L’actualité et le théâtre se rejoignent à de nombreuses reprises depuis le début de l’hiver. Au Théâtre Duceppe, c’est au tour de Race du prolifique États-Unien David Mamet de tenter d’ébranler nos certitudes. Pourtant, son exécution scénique n’atteint pas entièrement son but malgré la justesse de l’interprétation.


Crédit photo : Caroline Laberge

Créée à Broadway en novembre 2009, la pièce établit, sans le vouloir, un parallèle avec un scandale qui a fait couler beaucoup d’encre deux ans plus tard. Il s’agit de l’accusation d’une agression sexuelle, commise par l’économiste et ancien politicien français Dominique Strauss-Kahn, sur une femme de chambre noire à l’hôtel Sofitel de New York. Présenté lors du Mois de l’histoire des Noirs, un spectacle comme Race s’éloigne d’un discours consensuel qui flatte les «victimes» dans le sens du poil et blâme les «méchants oppresseurs».  

Pendant un peu moins d’une heure et demie, une partie de ping-pong se joue entre les personnages pour discerner la vérité du mensonge. Dans un bureau au décor aseptisé, deux avocats aux vêtements et à la coiffure impeccables discutent d’un cas litigieux. Leurs différences ne concernent pas seulement leur travail : l’un, Jack, est blanc, et l’autre, Henry, noir. Les deux collègues de travail hésitent à représenter Charles Strickland, un riche homme d’affaires blanc. Ce dernier est accusé de viol sur une femme noire. L’associée du bureau, Susan, également noire, y ajoute son grain de sel. Ses interventions causent certaines mutations dans un dossier au contenu sulfureux, où s’affrontent des questions raciales et sexuelles.  
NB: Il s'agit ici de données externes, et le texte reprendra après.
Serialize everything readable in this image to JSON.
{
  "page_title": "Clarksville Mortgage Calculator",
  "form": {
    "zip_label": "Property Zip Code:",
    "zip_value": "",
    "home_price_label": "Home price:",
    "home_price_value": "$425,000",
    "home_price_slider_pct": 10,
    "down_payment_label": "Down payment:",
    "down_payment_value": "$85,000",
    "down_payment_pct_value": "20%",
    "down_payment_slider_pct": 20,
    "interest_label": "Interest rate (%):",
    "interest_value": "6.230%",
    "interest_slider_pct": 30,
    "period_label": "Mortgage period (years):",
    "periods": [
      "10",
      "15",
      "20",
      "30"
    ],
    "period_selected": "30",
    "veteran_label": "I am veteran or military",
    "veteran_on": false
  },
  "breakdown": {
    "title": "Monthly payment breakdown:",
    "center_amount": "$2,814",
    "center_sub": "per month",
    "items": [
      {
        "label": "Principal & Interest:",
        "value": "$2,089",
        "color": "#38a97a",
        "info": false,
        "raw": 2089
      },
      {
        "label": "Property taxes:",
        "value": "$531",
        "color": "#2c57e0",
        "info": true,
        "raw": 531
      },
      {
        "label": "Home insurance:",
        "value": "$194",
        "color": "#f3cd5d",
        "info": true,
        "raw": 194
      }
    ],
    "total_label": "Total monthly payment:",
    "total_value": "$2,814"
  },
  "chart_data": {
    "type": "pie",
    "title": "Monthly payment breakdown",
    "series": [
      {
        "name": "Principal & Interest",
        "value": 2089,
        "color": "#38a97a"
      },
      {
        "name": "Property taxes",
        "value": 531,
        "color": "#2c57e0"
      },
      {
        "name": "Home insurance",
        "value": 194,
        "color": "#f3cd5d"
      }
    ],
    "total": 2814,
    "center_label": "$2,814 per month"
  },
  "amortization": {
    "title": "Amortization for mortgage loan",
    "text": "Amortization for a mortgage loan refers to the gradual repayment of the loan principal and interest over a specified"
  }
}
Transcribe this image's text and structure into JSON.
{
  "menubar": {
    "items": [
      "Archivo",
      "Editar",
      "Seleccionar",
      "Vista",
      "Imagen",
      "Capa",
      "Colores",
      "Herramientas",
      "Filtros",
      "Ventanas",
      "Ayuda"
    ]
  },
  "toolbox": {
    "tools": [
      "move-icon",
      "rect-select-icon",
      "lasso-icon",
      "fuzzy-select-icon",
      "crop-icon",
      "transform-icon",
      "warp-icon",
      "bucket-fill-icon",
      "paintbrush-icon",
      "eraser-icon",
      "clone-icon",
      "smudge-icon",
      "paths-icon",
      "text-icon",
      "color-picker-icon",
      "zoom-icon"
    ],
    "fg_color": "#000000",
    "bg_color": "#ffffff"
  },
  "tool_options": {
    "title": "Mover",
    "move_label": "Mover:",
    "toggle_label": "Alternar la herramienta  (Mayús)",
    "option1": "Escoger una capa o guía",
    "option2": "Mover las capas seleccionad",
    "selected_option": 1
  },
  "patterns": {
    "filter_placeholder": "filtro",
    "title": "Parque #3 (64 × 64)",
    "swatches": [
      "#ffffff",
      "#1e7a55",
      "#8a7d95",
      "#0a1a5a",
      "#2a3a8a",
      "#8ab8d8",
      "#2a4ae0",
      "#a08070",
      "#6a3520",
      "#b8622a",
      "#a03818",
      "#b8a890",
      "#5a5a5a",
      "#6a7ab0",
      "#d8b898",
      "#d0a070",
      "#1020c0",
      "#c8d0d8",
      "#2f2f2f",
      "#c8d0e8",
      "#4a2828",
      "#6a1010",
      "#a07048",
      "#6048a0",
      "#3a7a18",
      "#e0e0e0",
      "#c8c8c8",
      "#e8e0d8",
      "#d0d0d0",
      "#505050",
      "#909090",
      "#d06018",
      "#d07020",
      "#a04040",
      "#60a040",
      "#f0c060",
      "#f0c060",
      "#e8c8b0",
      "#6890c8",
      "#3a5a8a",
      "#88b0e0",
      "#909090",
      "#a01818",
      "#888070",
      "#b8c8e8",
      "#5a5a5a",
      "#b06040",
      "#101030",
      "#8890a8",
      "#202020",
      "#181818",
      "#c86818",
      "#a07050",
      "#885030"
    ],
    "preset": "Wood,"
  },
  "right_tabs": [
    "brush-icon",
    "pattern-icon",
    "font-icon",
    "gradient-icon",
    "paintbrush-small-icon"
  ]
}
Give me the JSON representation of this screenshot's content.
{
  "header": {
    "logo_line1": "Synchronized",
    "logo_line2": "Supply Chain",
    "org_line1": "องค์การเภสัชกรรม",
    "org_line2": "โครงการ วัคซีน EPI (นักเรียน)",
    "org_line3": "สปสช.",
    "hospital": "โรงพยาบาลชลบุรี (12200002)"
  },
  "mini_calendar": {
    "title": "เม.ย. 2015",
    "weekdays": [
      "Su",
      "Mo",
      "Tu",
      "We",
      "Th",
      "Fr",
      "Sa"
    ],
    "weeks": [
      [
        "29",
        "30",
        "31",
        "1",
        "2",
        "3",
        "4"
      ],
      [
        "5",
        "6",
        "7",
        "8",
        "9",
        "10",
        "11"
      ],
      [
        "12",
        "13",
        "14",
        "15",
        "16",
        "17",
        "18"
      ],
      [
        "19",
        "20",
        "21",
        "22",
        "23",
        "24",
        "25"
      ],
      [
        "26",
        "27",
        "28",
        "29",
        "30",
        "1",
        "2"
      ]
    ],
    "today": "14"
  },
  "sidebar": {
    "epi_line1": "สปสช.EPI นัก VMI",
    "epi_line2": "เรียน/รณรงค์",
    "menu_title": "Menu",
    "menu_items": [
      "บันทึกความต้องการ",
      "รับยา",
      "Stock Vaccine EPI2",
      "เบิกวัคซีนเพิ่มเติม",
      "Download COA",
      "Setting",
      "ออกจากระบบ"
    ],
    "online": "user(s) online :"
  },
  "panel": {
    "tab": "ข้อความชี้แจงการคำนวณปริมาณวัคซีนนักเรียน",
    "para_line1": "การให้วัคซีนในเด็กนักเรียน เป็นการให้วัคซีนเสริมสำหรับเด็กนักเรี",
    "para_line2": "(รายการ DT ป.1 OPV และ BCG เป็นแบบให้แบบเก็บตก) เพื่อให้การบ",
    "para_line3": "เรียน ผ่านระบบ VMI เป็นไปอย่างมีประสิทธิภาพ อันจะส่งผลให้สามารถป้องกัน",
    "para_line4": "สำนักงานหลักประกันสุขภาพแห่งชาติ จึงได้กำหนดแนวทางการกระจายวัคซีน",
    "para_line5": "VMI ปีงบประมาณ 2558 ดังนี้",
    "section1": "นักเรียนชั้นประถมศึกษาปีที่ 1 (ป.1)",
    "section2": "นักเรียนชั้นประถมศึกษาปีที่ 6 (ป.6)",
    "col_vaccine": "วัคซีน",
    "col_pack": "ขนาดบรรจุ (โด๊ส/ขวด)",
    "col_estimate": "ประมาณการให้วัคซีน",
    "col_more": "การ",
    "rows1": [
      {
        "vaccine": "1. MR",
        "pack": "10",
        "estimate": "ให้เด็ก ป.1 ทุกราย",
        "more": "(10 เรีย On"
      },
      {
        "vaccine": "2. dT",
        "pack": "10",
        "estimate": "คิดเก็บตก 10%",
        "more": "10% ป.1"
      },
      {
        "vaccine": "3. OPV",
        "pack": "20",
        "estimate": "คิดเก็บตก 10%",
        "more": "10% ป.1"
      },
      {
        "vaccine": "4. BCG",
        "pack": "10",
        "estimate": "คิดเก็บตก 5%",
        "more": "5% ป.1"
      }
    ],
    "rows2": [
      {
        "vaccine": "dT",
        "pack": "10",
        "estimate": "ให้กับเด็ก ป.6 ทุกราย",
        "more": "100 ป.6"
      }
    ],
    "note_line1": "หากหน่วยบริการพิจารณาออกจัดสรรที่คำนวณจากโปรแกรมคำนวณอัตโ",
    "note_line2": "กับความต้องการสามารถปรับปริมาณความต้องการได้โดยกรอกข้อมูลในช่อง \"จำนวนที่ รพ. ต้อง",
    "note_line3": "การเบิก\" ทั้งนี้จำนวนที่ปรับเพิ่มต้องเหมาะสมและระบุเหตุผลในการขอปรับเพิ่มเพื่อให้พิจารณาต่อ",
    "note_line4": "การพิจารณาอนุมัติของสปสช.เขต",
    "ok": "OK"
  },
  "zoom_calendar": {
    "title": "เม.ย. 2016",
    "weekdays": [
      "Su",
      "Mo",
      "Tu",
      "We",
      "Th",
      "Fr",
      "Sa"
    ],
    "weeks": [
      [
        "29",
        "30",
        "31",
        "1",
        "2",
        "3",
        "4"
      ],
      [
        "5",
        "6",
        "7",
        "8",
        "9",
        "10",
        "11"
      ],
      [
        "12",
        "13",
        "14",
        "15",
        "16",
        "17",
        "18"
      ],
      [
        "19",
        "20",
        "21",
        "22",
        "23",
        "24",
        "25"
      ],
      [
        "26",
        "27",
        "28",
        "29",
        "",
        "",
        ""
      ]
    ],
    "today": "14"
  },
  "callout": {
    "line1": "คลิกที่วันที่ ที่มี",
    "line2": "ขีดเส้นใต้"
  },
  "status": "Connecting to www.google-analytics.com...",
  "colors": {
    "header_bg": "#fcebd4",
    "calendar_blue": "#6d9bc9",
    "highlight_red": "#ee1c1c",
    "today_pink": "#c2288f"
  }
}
Reconnu pour ses dialogues corrosifs et sa dissection tranchante des relations de pouvoir, Mamet garde ici en grande partie sa signature distinctive. Dans cet univers qui laisse peu d’espace à la nuance, l’auteur exclut également l’angélisme ou l’altruisme chez ses créatures qui n’agissent pas totalement de manière désintéressée.  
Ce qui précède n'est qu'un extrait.